Lenin, Stalin... Putin?
A bitter pill for the contemporary historical narrative of the former Eastern Bloc elites is Russia's open declaration that the Red Army under Joseph Stalin objectively and undeniably put an end to German Hitlerism, bringing liberation to the occupied nations of Europe. The Great Patriotic War is an episode in Russia's history where ideological issues are now maximally marginalized. Instead, military and diplomatic achievements are emphasized to evoke national fervor and perpetuate the propaganda myth of the legendary, unconquered, and invincible Russian land. For this reason, Soviet flags can occasionally be seen on Russian tanks. They are treated both as a patriotic symbol of victory and a tribute to the ancestors of the current soldiers of the Russian Federation, who mostly once fought in the ranks of the Red Army or the later Soviet Army.
Promoting theses that completely contradict or diminish the role of the Soviet state during World War II usually serves as evidence of a false historical narrative with a political basis, not the result of an honest analysis of facts. Putin speaks openly about this, which naturally fuels Western theories about the connection of his politics with communism or the desire to continue the legacy of the USSR. The supposed lack of official permission to destroy monuments of the Red Army, statues of Vladimir Lenin, or other monuments related to the Soviet period is allegedly confirmation of this thesis.

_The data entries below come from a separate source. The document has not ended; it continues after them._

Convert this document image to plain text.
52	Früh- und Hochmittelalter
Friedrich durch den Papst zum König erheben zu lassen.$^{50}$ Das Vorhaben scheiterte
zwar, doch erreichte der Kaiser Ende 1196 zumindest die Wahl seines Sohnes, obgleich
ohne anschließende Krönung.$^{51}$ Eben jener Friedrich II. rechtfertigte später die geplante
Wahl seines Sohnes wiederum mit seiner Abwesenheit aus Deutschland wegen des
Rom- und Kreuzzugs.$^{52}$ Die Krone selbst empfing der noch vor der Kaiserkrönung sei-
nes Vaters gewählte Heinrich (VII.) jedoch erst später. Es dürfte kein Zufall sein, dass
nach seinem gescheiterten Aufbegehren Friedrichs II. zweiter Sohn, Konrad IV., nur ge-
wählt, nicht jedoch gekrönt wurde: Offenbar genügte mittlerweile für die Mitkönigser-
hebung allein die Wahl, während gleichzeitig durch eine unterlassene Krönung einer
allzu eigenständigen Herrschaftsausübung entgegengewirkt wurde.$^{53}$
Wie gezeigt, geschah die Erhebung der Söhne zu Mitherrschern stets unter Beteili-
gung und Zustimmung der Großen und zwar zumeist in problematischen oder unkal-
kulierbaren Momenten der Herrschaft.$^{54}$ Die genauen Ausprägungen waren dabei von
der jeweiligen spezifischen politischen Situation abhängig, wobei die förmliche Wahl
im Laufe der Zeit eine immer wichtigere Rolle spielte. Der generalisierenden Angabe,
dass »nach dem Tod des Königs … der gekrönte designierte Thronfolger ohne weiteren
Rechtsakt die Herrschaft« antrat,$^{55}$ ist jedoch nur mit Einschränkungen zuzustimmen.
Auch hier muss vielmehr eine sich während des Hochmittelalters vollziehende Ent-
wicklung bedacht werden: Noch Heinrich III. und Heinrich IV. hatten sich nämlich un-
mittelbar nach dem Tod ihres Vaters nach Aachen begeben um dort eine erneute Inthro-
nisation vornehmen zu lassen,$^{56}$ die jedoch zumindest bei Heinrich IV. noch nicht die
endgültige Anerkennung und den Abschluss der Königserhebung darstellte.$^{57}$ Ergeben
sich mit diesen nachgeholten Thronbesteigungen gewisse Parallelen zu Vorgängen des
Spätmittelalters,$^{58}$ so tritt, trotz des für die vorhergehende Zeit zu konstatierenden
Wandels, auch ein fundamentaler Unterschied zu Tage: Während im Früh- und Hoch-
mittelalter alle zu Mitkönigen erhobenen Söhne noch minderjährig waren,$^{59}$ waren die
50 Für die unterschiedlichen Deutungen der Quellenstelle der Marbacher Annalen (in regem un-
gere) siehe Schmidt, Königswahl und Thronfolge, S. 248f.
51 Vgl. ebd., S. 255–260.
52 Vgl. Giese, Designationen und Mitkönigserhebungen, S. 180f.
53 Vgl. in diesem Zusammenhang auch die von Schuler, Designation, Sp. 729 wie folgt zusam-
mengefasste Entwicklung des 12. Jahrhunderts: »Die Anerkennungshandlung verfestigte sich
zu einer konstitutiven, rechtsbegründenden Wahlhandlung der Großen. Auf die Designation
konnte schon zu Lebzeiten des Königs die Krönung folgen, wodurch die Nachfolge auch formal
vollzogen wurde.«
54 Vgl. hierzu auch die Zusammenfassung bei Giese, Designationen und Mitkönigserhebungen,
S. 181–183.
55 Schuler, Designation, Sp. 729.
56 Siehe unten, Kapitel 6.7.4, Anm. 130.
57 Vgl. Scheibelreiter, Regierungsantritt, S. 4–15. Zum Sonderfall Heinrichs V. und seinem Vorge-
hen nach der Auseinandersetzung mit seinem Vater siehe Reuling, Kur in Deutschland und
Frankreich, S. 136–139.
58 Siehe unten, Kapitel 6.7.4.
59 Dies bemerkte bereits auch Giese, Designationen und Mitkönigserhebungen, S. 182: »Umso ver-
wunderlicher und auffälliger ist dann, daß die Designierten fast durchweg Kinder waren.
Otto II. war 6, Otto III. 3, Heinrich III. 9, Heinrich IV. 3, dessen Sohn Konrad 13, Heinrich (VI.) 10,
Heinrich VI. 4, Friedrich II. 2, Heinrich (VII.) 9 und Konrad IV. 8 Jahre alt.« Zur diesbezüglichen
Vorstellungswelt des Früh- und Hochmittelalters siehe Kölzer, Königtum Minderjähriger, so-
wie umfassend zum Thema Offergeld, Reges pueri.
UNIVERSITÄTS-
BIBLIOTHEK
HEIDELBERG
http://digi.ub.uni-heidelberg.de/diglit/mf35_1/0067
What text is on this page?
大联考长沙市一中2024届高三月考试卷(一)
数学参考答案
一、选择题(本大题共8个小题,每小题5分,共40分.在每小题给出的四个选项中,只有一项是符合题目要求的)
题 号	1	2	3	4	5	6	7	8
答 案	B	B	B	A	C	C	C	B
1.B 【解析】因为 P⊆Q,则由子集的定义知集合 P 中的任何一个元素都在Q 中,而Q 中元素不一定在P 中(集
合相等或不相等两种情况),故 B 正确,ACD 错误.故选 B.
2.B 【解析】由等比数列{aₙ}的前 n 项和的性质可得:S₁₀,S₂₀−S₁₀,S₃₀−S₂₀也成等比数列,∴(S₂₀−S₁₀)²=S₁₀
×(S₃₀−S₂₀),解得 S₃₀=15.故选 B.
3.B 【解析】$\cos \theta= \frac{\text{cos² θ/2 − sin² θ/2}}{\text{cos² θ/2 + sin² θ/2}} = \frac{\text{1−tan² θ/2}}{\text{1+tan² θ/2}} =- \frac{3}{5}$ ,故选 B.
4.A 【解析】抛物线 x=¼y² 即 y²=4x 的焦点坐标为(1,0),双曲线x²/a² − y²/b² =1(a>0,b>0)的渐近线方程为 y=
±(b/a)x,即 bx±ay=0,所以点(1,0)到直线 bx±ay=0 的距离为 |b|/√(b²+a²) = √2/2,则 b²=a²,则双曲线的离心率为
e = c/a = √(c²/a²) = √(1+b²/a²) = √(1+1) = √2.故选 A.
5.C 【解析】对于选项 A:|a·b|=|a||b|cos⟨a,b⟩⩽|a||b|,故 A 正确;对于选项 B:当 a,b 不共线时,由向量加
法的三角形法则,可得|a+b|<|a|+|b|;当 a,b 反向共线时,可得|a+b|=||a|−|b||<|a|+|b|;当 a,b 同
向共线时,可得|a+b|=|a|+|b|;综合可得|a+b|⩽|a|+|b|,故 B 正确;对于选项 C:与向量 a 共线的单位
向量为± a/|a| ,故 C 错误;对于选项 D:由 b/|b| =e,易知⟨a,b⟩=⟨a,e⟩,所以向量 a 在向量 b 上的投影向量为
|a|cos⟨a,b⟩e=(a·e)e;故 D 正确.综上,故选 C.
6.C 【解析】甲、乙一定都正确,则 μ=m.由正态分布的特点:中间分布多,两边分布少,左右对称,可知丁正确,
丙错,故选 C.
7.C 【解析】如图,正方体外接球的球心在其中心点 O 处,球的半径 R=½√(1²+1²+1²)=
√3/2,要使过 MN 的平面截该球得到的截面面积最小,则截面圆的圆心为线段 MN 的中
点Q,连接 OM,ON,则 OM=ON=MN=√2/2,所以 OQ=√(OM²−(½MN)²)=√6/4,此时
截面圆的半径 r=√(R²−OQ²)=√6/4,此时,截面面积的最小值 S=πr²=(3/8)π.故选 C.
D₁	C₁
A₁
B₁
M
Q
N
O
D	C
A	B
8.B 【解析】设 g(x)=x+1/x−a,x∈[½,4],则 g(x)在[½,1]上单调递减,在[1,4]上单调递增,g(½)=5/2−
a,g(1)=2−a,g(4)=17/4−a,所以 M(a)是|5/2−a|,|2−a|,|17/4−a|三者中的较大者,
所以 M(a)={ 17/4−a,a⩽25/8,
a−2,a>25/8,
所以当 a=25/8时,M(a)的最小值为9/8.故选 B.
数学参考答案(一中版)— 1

Contrary to appearances, historical references in Russia are cited mainly for nationalist reasons. They are meant to 'nationalize' the achievements of the Soviet Union—in complete detachment from the ideas of socialism—to build on this foundation a sense of national duty in society towards imperialistic and expansionist interests. This is not a new mechanism. Similar propaganda tactics were used by the French during World War I, referring to the figure of Napoleon Bonaparte, and today they are used by Poles, for example, in the context of the victory of King Władysław Jagiełło over the Teutonic Order or Jan III Sobieski at Vienna.
A similar mechanism applies to the figure of Joseph Stalin. Although it is impossible to deny that he was the author of war crimes, mass deportations of civilians, and bloody purges, it must also be honestly admitted that he greatly contributed to the final victory over Hitlerism, including saving the Jewish, Romani, and Slavic populations from complete extermination. Vladimir Putin once rightly stated: "Excessive demonization of Stalin is one of the ways, one of the paths of attack on the Soviet Union and on Russia," but then quickly added: "Of course, something probably remains in the consciousness, but that does not mean we should forget all the horrors of Stalinism, associated with concentration camps and the destruction of millions of our compatriots."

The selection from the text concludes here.